Snopes tried to discredit research as a “rumor” when journalist received early results from conference call between researchers and study participants. Spike still detectable in some participants 600-700 days later.
If a writer for the Fox medical-mystery drama House had developed a plotline in which a nebulous illness credited to a novel virus turned out to be caused by the vaccine for the virus, it would have been deemed too cliched to make it out of the writers’ room.

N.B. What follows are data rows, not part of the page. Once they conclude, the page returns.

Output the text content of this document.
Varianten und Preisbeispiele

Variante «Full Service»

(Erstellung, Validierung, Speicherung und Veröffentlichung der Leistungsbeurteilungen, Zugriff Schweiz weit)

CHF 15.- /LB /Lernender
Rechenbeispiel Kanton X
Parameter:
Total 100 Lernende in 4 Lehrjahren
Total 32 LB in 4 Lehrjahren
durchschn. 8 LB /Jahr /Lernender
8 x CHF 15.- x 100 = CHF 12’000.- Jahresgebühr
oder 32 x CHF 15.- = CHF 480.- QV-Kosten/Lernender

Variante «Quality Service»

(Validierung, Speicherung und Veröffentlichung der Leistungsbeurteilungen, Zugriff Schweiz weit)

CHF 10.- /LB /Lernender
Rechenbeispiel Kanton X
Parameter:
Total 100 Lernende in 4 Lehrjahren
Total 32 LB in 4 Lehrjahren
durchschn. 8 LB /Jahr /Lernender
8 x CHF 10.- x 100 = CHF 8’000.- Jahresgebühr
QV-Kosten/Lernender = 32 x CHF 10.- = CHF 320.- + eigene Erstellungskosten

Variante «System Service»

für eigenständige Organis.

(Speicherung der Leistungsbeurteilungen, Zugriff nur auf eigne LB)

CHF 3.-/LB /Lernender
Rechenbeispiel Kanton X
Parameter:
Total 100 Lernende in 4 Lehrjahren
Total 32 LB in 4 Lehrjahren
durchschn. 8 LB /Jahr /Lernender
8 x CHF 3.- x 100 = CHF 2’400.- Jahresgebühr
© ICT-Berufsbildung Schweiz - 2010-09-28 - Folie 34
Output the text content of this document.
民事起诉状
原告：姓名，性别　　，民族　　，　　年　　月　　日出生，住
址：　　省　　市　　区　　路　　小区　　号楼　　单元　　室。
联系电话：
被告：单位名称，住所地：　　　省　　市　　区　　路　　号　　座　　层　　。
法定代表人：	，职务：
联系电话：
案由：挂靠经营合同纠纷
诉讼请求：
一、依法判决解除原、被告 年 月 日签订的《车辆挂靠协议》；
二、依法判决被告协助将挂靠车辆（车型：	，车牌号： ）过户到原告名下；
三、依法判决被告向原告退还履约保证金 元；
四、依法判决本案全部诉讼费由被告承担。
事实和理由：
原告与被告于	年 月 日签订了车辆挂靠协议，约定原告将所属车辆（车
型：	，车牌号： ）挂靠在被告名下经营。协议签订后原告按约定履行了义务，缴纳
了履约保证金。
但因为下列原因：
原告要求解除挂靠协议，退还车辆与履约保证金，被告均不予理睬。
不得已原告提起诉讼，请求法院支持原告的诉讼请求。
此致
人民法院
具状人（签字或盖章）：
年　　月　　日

Sometimes reality is more banal than fiction.
Yale University immunobiologists concluded that COVID-19 vaccination is responsible for some cases of so-called long COVID purportedly caused by infection, adding a pharmacological wrinkle to earlier international research that attributed wearing higher-quality masks, loneliness and physical inactivity to symptoms mistaken for post-infection conditions.
But their Feb. 18 preprint research, not yet peer-reviewed, also found alarming levels of spike protein – the primary mechanism for mRNA COVID vaccines – in the blood of never-infected participants as long as nearly two years after inoculation, far longer than the eight weeks found in a 2022 peer-reviewed study.
Federal public health authorities long denied the vaccine-specific spike protein “lingers” in the body or is toxic, as a Food and Drug Administration spokesperson told the self-proclaimed fact-checker PolitiFact in summer 2023.